Imagine you had \(p\) elevators, which took time \(1\) to move between floors and time \(W\) to stop at a floor, and had capacity \(L\). People arrive at times \(t_i\) and you want to optimize some objective function.
To start we take the goal of minimizing the total time that is required to transport all of the people assuming that they all arrive at time \(0\).
Proposition. For \(p=1,W=0,L=\infty\) there is a simple linear time algorithm to compute an optimal schedule
Proof. The best thing to do is to go up, zig-zagging on some levels, and then at some point just commiting to going to the top of the elevator and then coming back down.
Theorem. For \(p=1,W\gg 1,L=\infty\) the problem reduces to computing “minimum feedback vertex set” i.e. a minimal set of vertices whose removal leaves a cycle-free graph. Unfortunately this problem is NP-hard, even to get a constant approximation to. However, for our application we can still do a \(2\)-approximation to the best elevator schedule by just visiting each node in the SCCs twice. Alteranteively we can get an exact solution in time \(n^2 2^n.\)

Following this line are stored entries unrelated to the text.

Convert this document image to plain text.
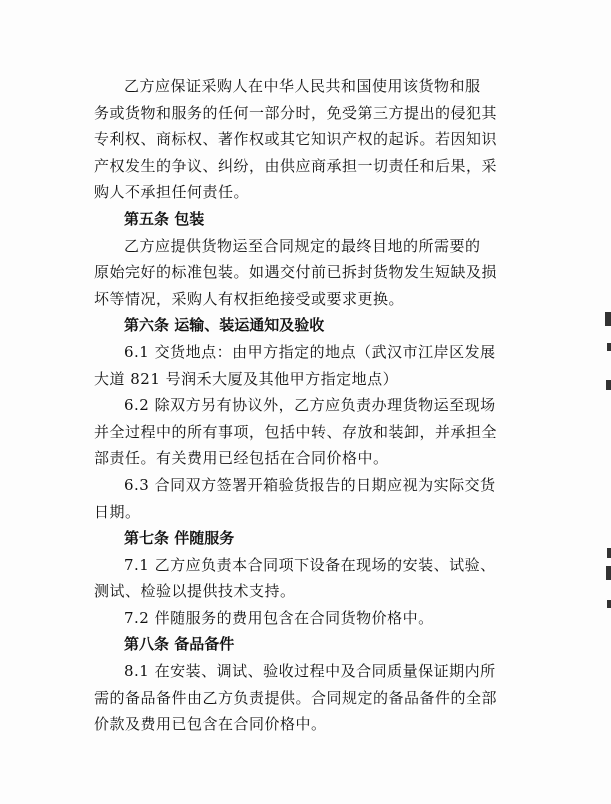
乙方应保证采购人在中华人民共和国使用该货物和服
务或货物和服务的任何一部分时，免受第三方提出的侵犯其
专利权、商标权、著作权或其它知识产权的起诉。若因知识
产权发生的争议、纠纷，由供应商承担一切责任和后果，采
购人不承担任何责任。
第五条 包装
乙方应提供货物运至合同规定的最终目地的所需要的
原始完好的标准包装。如遇交付前已拆封货物发生短缺及损
坏等情况，采购人有权拒绝接受或要求更换。
第六条 运输、装运通知及验收
6.1 交货地点：由甲方指定的地点（武汉市江岸区发展
大道 821 号润禾大厦及其他甲方指定地点）
6.2 除双方另有协议外，乙方应负责办理货物运至现场
并全过程中的所有事项，包括中转、存放和装卸，并承担全
部责任。有关费用已经包括在合同价格中。
6.3 合同双方签署开箱验货报告的日期应视为实际交货
日期。
第七条 伴随服务
7.1 乙方应负责本合同项下设备在现场的安装、试验、
测试、检验以提供技术支持。
7.2 伴随服务的费用包含在合同货物价格中。
第八条 备品备件
8.1 在安装、调试、验收过程中及合同质量保证期内所
需的备品备件由乙方负责提供。合同规定的备品备件的全部
价款及费用已包含在合同价格中。
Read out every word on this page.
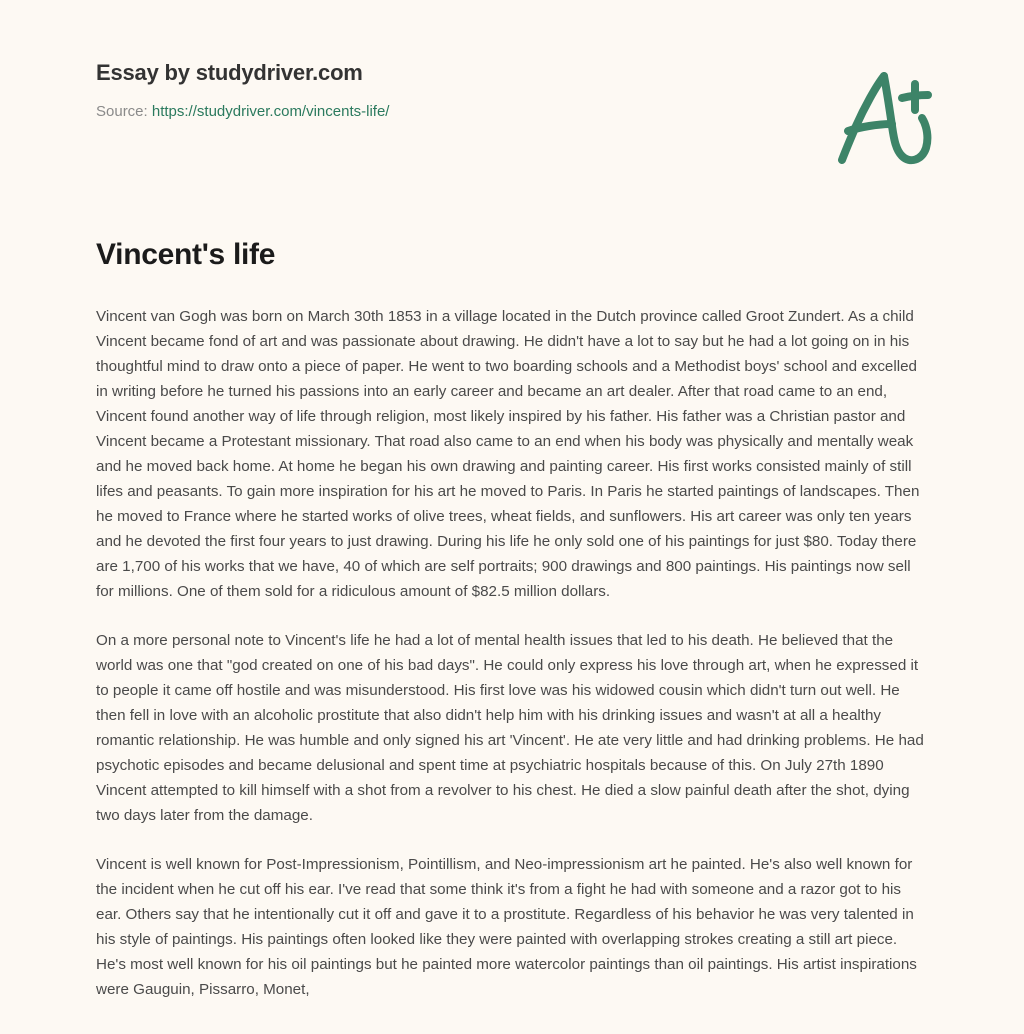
Essay by studydriver.com
Source: https://studydriver.com/vincents-life/
Vincent's life

Vincent van Gogh was born on March 30th 1853 in a village located in the Dutch province called Groot Zundert. As a child Vincent became fond of art and was passionate about drawing. He didn't have a lot to say but he had a lot going on in his thoughtful mind to draw onto a piece of paper. He went to two boarding schools and a Methodist boys' school and excelled in writing before he turned his passions into an early career and became an art dealer. After that road came to an end, Vincent found another way of life through religion, most likely inspired by his father. His father was a Christian pastor and Vincent became a Protestant missionary. That road also came to an end when his body was physically and mentally weak and he moved back home. At home he began his own drawing and painting career. His first works consisted mainly of still lifes and peasants. To gain more inspiration for his art he moved to Paris. In Paris he started paintings of landscapes. Then he moved to France where he started works of olive trees, wheat fields, and sunflowers. His art career was only ten years and he devoted the first four years to just drawing. During his life he only sold one of his paintings for just $80. Today there are 1,700 of his works that we have, 40 of which are self portraits; 900 drawings and 800 paintings. His paintings now sell for millions. One of them sold for a ridiculous amount of $82.5 million dollars.

On a more personal note to Vincent's life he had a lot of mental health issues that led to his death. He believed that the world was one that "god created on one of his bad days". He could only express his love through art, when he expressed it to people it came off hostile and was misunderstood. His first love was his widowed cousin which didn't turn out well. He then fell in love with an alcoholic prostitute that also didn't help him with his drinking issues and wasn't at all a healthy romantic relationship. He was humble and only signed his art 'Vincent'. He ate very little and had drinking problems. He had psychotic episodes and became delusional and spent time at psychiatric hospitals because of this. On July 27th 1890 Vincent attempted to kill himself with a shot from a revolver to his chest. He died a slow painful death after the shot, dying two days later from the damage.

Vincent is well known for Post-Impressionism, Pointillism, and Neo-impressionism art he painted. He's also well known for the incident when he cut off his ear. I've read that some think it's from a fight he had with someone and a razor got to his ear. Others say that he intentionally cut it off and gave it to a prostitute. Regardless of his behavior he was very talented in his style of paintings. His paintings often looked like they were painted with overlapping strokes creating a still art piece. He's most well known for his oil paintings but he painted more watercolor paintings than oil paintings. His artist inspirations were Gauguin, Pissarro, Monet,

Proof. Compute strongly connected components. We will have some set of vertices that we need to visit twice within each connected component. If we leave out these vertices it should be possible to just visit each of the remaining vertices once.
What’s next? I think trying \(\ell_1\)-norm as an objective function, also known as mean response time, would be a next good step. Another good step would be realizing teleportation in the physical world.
update Here is a \(2\)-approx for \(\ell_1\)-norm: Let the number of people on the floors be \(c_1\geq c_2\geq \cdots.\) Strategy: pick up the floor that has the most people on it, then drop that off. repeat! performance: \(\sum c_j 2j\) worst case.
How good is this?
Lower bound for OPT: \(\sum c_j (1+j)\)
So we are definitely \(2\) competitive.